Emanuel is also in the national spotlight in relation to the pension crisis. Municipal and state governments nationwide are struggling with ballooning, unfunded pension liabilities, but Illinois’s and Chicago’s pension problems are among the worst. On Dec. 3, the Illinois legislature passed pension reforms backed by Emanuel and stridently opposed by unions, which raised the retirement age and reduced benefits for public workers.
If Emanuel can sell or lease off public assets and bring public unions to their knees in Chicago, odds are it can be done anywhere.
High-profile Republicans are leading the national push to rein in and privatize the public sector, but Emanuel is a powerful Democrat in a city famous for its rich labor history. If Emanuel can sell or lease off public assets and bring public unions to their knees in Chicago, odds are it can be done anywhere.
Emanuel’s predecessor, Richard M. Daley, had also inked privatization deals, trimmed the public workforce and battled public unions, including teachers. But Daley understood the importance of playing ball with unions and community groups, and enjoyed cozy relationships with some. Certain unions — such as those representing plumbers and streets and sanitation workers — were integral parts of the political machines of Daley and his father, the legendary Richard J. Daley.
By contrast, Emanuel alienated even those traditionally connected unions, both during his campaign and after taking office. And he has not always come out on top. He was widely seen as having “lost” the Chicago Teachers Union strike. His plans to privatize Midway Airport and the city’s port were scuttled, and his Infrastructure Trust, a headline-grabbing blueprint for private investment in city infrastructure, has been very slow to get off the ground. Opponents have dubbed him “Mayor One Percent.”
The mayor’s political loyalties are not surprising. While working for President Bill Clinton, he was a chief architect of the North American Free Trade Agreement, a measure blasted by unions and human rights groups in the U.S. and Mexico. He has long been known for his high finance connections, and earned about $18 million in less than three years in investment banking.
Emanuel is unlikely to face a credible challenger in his bid for re-election in 2015. But a formal drive has been launched to push reforms and back aldermen who will not adhere to the city council’s rubber stamp tradition.
Individual residents are fighting back, too. Among them is Asean Johnson, a 10-year-old who became a local celebrity rallying crowds during the teachers’ strike and school closings. Johnson’s great-grandfather was a steelworker union steward who marched on Washington in 1963, and his great-grandmother was a union teacher. His grandfather was a union carpenter and his mother Shoneice Reynolds is a Chicago public schools clerk.
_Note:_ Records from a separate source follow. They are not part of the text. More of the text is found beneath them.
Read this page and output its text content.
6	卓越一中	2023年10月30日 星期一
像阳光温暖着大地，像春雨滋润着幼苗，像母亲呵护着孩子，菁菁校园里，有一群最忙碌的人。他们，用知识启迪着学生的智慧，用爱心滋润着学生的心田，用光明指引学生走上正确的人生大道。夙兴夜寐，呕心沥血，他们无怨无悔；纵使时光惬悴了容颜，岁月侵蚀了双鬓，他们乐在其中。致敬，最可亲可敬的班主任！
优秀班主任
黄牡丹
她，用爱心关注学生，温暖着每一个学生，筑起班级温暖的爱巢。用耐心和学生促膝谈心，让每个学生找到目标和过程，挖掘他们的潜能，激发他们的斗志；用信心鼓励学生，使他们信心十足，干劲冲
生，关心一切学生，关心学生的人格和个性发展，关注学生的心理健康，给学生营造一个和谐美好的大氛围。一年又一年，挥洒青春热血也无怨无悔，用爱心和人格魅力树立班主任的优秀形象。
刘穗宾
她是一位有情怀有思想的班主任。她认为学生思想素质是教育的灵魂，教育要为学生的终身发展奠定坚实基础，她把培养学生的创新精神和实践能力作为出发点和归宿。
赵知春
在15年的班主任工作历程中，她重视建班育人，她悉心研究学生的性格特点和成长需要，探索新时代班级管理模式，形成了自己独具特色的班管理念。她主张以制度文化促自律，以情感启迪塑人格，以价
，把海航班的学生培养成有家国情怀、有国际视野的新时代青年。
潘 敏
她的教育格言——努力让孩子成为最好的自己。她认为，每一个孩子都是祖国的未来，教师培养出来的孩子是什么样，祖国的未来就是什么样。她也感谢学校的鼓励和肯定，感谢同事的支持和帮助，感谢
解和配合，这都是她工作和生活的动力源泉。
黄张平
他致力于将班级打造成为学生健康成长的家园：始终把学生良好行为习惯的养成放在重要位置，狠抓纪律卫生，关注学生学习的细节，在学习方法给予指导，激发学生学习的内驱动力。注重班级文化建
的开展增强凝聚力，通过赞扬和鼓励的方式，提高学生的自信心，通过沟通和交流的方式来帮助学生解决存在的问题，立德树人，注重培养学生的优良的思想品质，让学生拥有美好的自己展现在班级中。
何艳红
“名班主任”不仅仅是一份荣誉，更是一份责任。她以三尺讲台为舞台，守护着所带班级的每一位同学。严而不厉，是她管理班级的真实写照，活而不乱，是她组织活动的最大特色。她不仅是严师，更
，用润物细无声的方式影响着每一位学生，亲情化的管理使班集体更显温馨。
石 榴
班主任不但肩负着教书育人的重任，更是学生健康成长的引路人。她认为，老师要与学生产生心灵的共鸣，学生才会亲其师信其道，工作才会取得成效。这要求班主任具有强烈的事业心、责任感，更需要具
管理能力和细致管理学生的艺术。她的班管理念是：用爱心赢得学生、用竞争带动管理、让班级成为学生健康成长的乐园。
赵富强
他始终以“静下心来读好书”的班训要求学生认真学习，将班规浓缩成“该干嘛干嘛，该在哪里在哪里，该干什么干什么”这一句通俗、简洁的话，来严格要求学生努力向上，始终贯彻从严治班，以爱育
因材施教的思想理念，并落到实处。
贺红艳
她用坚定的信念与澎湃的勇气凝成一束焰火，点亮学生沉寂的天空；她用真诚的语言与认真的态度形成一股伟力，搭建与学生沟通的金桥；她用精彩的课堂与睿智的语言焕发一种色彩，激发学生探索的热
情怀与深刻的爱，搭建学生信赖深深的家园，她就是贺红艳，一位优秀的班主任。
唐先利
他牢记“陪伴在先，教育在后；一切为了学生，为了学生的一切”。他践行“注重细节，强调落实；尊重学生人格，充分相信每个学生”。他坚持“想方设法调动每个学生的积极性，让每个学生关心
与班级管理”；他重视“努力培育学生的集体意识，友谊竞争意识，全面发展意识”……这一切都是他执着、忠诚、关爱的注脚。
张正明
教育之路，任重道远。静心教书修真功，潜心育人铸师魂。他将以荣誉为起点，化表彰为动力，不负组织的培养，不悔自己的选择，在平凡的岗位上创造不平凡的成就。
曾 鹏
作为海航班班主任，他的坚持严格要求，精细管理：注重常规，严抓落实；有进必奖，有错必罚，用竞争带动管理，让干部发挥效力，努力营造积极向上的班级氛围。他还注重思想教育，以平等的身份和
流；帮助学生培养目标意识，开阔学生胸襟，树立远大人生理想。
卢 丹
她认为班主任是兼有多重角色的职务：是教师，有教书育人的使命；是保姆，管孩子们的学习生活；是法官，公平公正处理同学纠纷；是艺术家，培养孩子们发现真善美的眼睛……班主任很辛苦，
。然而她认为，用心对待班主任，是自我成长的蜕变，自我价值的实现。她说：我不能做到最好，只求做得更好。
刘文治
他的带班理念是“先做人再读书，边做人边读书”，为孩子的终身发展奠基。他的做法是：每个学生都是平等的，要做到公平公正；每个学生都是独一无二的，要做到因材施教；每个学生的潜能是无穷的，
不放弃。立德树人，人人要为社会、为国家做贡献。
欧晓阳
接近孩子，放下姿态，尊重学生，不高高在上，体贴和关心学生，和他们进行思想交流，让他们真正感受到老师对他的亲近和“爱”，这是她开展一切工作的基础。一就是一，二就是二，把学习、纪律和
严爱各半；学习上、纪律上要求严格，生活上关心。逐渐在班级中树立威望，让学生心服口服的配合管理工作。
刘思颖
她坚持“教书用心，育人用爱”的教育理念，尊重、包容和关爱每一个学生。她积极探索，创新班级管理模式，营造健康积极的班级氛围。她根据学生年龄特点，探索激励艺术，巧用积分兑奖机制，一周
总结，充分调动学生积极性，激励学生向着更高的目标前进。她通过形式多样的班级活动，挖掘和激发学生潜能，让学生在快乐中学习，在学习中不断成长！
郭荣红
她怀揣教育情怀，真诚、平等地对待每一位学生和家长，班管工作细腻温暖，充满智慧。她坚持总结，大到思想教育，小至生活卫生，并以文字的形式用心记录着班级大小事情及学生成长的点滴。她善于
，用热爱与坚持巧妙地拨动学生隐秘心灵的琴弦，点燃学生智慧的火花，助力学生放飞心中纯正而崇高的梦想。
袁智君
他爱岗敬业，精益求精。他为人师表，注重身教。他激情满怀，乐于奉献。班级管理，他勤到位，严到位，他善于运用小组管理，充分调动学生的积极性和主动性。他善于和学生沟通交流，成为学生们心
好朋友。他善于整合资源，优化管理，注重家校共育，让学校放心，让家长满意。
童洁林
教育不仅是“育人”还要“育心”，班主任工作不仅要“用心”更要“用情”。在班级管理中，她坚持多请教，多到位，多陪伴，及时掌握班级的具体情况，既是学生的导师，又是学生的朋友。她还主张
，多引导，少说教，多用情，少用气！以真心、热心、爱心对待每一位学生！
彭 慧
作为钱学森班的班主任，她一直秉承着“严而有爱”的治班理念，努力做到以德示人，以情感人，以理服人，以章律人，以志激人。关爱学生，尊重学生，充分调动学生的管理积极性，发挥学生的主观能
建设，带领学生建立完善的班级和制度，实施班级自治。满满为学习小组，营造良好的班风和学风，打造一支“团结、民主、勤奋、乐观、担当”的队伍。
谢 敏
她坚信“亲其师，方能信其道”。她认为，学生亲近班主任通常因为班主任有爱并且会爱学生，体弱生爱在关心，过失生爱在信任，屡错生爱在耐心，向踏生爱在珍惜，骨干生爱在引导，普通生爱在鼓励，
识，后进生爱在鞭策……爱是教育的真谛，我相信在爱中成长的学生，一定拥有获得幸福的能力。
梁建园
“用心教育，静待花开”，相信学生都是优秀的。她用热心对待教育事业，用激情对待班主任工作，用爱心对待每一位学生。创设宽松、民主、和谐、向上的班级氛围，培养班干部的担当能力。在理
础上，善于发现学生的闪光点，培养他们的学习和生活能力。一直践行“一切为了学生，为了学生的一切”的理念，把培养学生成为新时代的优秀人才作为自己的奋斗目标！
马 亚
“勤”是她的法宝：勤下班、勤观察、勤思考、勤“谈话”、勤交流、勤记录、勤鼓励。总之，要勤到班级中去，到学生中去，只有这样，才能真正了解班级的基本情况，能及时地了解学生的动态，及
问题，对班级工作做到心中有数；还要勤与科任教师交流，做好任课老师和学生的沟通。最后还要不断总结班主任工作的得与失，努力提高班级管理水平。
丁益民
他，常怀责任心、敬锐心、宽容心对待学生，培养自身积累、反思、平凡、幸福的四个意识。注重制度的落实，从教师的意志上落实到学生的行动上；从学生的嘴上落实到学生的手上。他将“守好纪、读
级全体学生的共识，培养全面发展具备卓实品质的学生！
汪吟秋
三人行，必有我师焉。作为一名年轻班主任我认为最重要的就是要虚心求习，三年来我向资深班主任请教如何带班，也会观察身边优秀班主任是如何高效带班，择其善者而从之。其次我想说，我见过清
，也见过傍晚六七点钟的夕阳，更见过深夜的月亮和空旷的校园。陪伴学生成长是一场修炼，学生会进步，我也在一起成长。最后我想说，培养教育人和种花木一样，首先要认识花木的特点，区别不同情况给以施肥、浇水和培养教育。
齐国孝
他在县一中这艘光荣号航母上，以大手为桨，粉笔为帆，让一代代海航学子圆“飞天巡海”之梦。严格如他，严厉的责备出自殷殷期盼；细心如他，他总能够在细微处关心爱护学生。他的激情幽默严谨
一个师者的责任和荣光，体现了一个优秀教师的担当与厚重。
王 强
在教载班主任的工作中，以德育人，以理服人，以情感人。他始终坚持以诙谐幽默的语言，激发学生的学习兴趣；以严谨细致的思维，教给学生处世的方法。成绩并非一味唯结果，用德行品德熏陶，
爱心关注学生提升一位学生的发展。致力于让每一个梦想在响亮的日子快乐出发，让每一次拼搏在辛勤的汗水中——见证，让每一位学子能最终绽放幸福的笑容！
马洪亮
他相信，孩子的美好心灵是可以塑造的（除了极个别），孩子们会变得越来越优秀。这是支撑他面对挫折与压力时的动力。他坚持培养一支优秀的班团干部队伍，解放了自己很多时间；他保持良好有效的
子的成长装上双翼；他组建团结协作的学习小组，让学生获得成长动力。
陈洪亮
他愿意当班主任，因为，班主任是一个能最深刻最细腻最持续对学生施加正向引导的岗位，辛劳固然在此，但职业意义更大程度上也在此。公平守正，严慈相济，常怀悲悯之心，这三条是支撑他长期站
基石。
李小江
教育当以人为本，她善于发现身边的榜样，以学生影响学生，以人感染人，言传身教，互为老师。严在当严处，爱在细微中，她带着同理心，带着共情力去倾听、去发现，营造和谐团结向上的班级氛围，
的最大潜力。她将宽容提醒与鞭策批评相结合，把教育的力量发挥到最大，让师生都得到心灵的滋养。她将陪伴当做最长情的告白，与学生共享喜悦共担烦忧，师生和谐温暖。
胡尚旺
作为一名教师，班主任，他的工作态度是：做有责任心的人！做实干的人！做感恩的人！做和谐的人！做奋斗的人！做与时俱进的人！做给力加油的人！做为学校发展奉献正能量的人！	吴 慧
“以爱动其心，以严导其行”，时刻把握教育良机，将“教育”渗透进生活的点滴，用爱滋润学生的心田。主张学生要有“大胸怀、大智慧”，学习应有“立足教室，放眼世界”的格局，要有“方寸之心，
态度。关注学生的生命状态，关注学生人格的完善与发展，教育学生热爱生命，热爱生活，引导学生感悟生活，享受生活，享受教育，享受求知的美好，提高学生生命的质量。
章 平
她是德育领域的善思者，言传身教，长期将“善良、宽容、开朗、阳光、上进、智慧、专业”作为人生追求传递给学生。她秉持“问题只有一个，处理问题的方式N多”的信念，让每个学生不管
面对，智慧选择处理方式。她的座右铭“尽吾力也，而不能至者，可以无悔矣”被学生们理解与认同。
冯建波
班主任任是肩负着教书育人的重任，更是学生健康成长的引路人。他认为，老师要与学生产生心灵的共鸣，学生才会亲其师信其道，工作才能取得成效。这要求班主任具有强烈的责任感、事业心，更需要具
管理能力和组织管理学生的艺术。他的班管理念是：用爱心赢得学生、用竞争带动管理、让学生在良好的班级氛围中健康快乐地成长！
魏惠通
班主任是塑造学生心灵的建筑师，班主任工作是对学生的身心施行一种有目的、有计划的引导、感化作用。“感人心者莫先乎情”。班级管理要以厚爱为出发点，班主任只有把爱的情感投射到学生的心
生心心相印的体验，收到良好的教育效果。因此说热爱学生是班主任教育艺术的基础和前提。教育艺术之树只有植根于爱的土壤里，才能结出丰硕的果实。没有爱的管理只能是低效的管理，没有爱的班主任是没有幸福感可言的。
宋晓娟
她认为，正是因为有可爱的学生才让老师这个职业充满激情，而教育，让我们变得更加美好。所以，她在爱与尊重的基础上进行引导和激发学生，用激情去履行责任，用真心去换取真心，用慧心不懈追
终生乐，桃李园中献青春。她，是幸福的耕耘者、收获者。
Reynolds said Johnson’s great-grandfather, who passed away in December, had cheered them on as they took to the streets during the teachers’ strike. She laments that he did not live to see their successful struggle to prevent the closing of their local school, Marcus Garvey Elementary.
Such traditions still run strong in many Chicago communities. These residents will not sit quietly as their neighborhood and social infrastructure are dismantled. While Emanuel’s Chicago may have been expected to provide a playbook for curbing unions, privatizing public education and other municipal reforms, Reynolds is among those who think such initiatives will reinvigorate organized labor and grassroots resistance, both in Chicago and nationwide.
“Jim Crow didn’t end with one blow, as my granddad would tell us,” Reynolds told me. “With Mayor One Percent, everyday people will take back the power. And Chicago is leading the pack.”